Posted by jeremyliew in IP, litigation, social games, social gaming.

The NY Times has a color piece of Scrabulous below the fold on the front page of their physical paper today. I admit, I like to read my Sunday NY Times in physical format – call me a luddite!

The Aggarwallas have really done a great job of building a true social game, but it is not looking like they will be able to reap all the benefits of their work due to their IP infringement.

Harold Zeitz, senior vice president for games at RealNetworks, said Friday that he was working closely with the Agarwalla brothers to bring the official Scrabble game to Facebook users.

Hasbro, meanwhile, said in a statement that Electronic Arts was planning to release an online version of Scrabble this spring. And Mattel, which signed a deal with RealNetworks last July, says that settling with the Agarwallas would set a bad precedent.

Last year Andrew Bridges did a guest post on the Lightspeed blog about how big companies use litigation as a strategy against startups that is highly relevant to the Scrabulous situation.


1. Vivek Puri - March 2, 2008

Not sure how successful this cross-border/country litigation is going to work in the longer run. Accepted they can get Facebook to shut out Scrabulous right now, but once Scrabulous and likes go live on European or Asian socialnetworks……. Hasbro would be better off building the online versions of its games before there is a forced timeout for them.
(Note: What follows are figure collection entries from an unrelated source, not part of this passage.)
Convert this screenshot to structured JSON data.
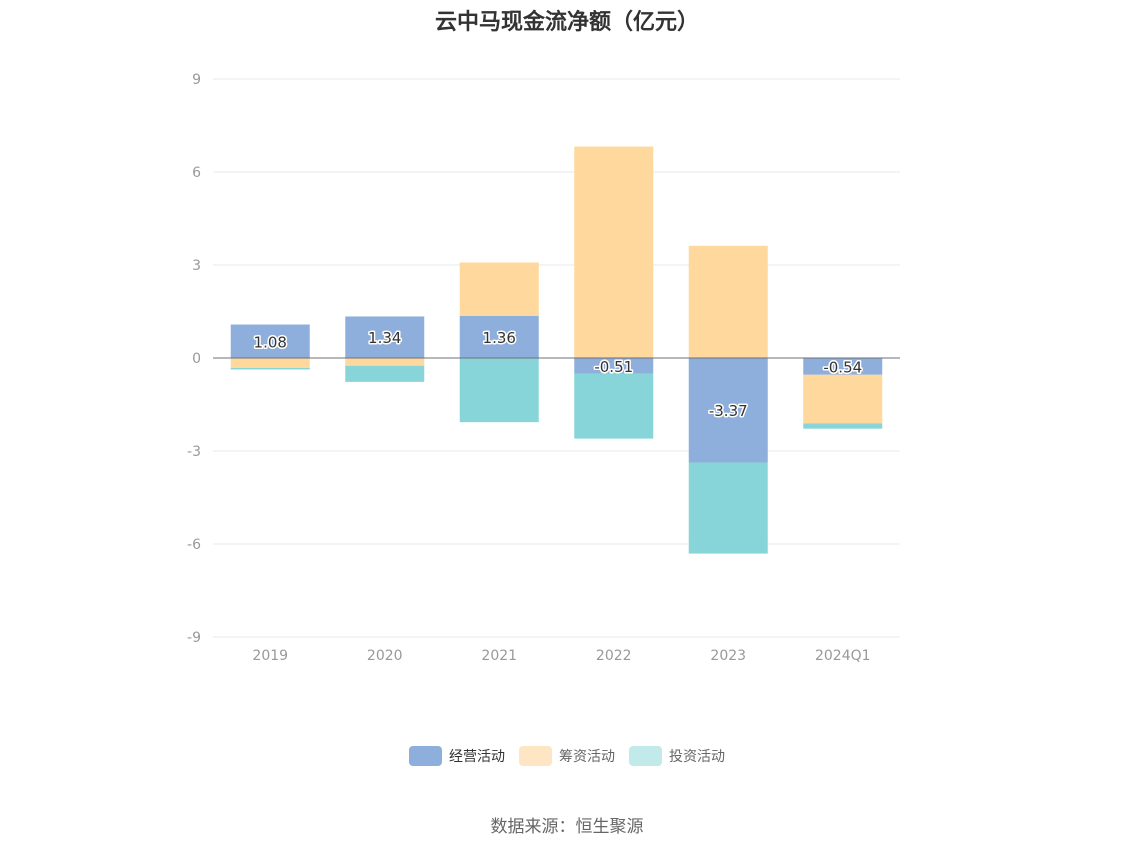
{
  "chart_data": {
    "type": "bar",
    "stacked": true,
    "title": "云中马现金流净额（亿元）",
    "categories": [
      "2019",
      "2020",
      "2021",
      "2022",
      "2023",
      "2024Q1"
    ],
    "series": [
      {
        "name": "经营活动",
        "color": "#8eaedb",
        "values": [
          1.08,
          1.34,
          1.36,
          -0.51,
          -3.37,
          -0.54
        ]
      },
      {
        "name": "筹资活动",
        "color": "#fed89c",
        "values": [
          -0.32,
          -0.25,
          1.72,
          6.82,
          3.62,
          -1.57
        ]
      },
      {
        "name": "投资活动",
        "color": "#87d5d8",
        "values": [
          -0.05,
          -0.52,
          -2.07,
          -2.09,
          -2.94,
          -0.17
        ]
      }
    ],
    "data_labels": [
      "1.08",
      "1.34",
      "1.36",
      "-0.51",
      "-3.37",
      "-0.54"
    ],
    "ylim": [
      -9,
      9
    ],
    "yticks": [
      9,
      6,
      3,
      0,
      -3,
      -6,
      -9
    ],
    "ytick_labels": [
      "9",
      "6",
      "3",
      "0",
      "-3",
      "-6",
      "-9"
    ],
    "grid": true,
    "legend_position": "bottom-center",
    "xlabel": "",
    "ylabel": ""
  },
  "source_text": "数据来源：恒生聚源"
}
2. Michel Bastien - March 2, 2008

Jeremy, is this case really a good example of how big companies use litigation as a strategy against startups?

I don’t think so.

Scrabulous is blatantly violating Hasbro’s Intellectual Property. It was from the get go, before it became hugely popular. As an individual developer (or startup, or hobbyist), for something as valuable as Scrabble (or say Halo as I discuss in my blog here: http://michelbastien.typepad.com/blog/2008/01/bye-bye-scrabul.html), at some point, you have to expect that the owner of the property you’re exploiting will come down on you with a giant sledgehammer. It’s obviously more likely to happen if you’re having even only a moderate amount of success and momentum.
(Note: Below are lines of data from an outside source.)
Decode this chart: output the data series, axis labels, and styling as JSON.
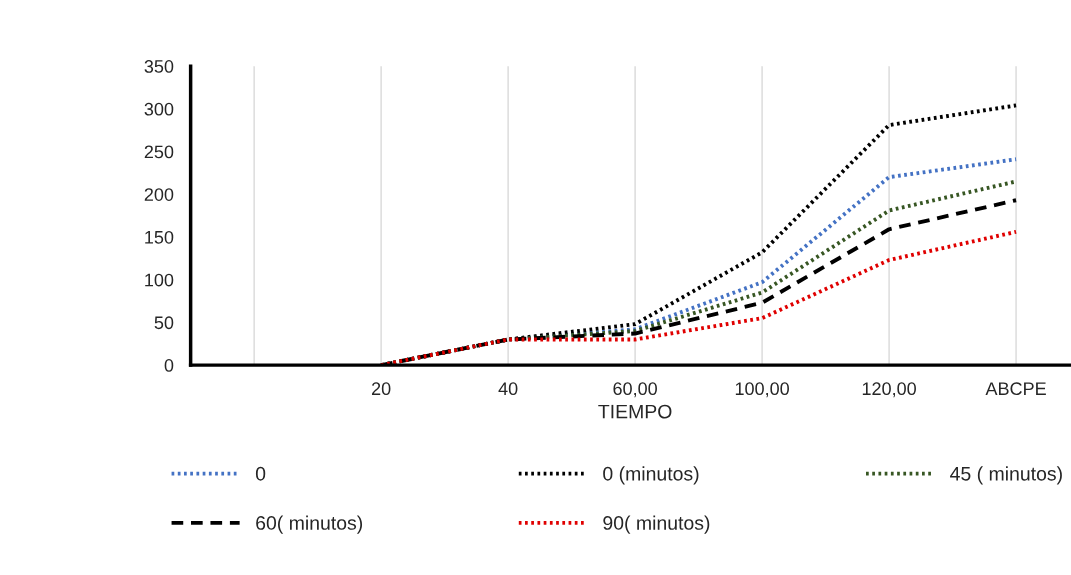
{
  "chart_data": {
    "type": "line",
    "xlabel": "TIEMPO",
    "categories": [
      null,
      "20",
      "40",
      "60,00",
      "100,00",
      "120,00",
      "ABCPE"
    ],
    "ylim": [
      0,
      350
    ],
    "yticks": [
      0,
      50,
      100,
      150,
      200,
      250,
      300,
      350
    ],
    "grid": "x",
    "legend": "bottom",
    "marker": "none",
    "series": [
      {
        "name": "0",
        "color": "#4472c4",
        "line_style": "dotted",
        "values": [
          null,
          0,
          30,
          42,
          97,
          220,
          241
        ]
      },
      {
        "name": "0 (minutos)",
        "color": "#000000",
        "line_style": "dotted",
        "values": [
          null,
          0,
          30,
          48,
          132,
          281,
          304
        ]
      },
      {
        "name": "45 ( minutos)",
        "color": "#375623",
        "line_style": "dotted",
        "values": [
          null,
          0,
          30,
          40,
          85,
          181,
          215
        ]
      },
      {
        "name": "60( minutos)",
        "color": "#000000",
        "line_style": "dashed",
        "values": [
          null,
          0,
          30,
          37,
          73,
          159,
          193
        ]
      },
      {
        "name": "90( minutos)",
        "color": "#e00000",
        "line_style": "dotted",
        "values": [
          null,
          0,
          30,
          30,
          55,
          123,
          156
        ]
      }
    ]
  }
}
As much as I respect the Agarwalla brothers for creating something as successful and appreciated as Scrabulous, they had to know that the party wasn’t going to go on forever…

And as someone who has spent his (still) short career working alongside some of the most successful IP creators in the games industry, it’s necessary for an IP creator to know that you’ll be able to protect what you create, should you have to.

I believe it’s a critical right (of IP owners) and in more cases than not, it stimulates innovation.

Btw, I love the blog! One of my favorites on the web.

Michel Bastien

3. jeremyliew - March 3, 2008


I completely agree with you – in this case the Agarwallas appear to have blatently violated Hasbro’s IP as you say. The relevant piece of Andrew Bridge’s guest post is two fold (i) the litigation appears to be part of a negotiation to get the Agarwallas to sell Scrabulous to someone who does own the rights (Real Networks) (ie litigation is negotiation conducted by other means) and (ii) they wouldn’t have been sued if they hadn’t been successful.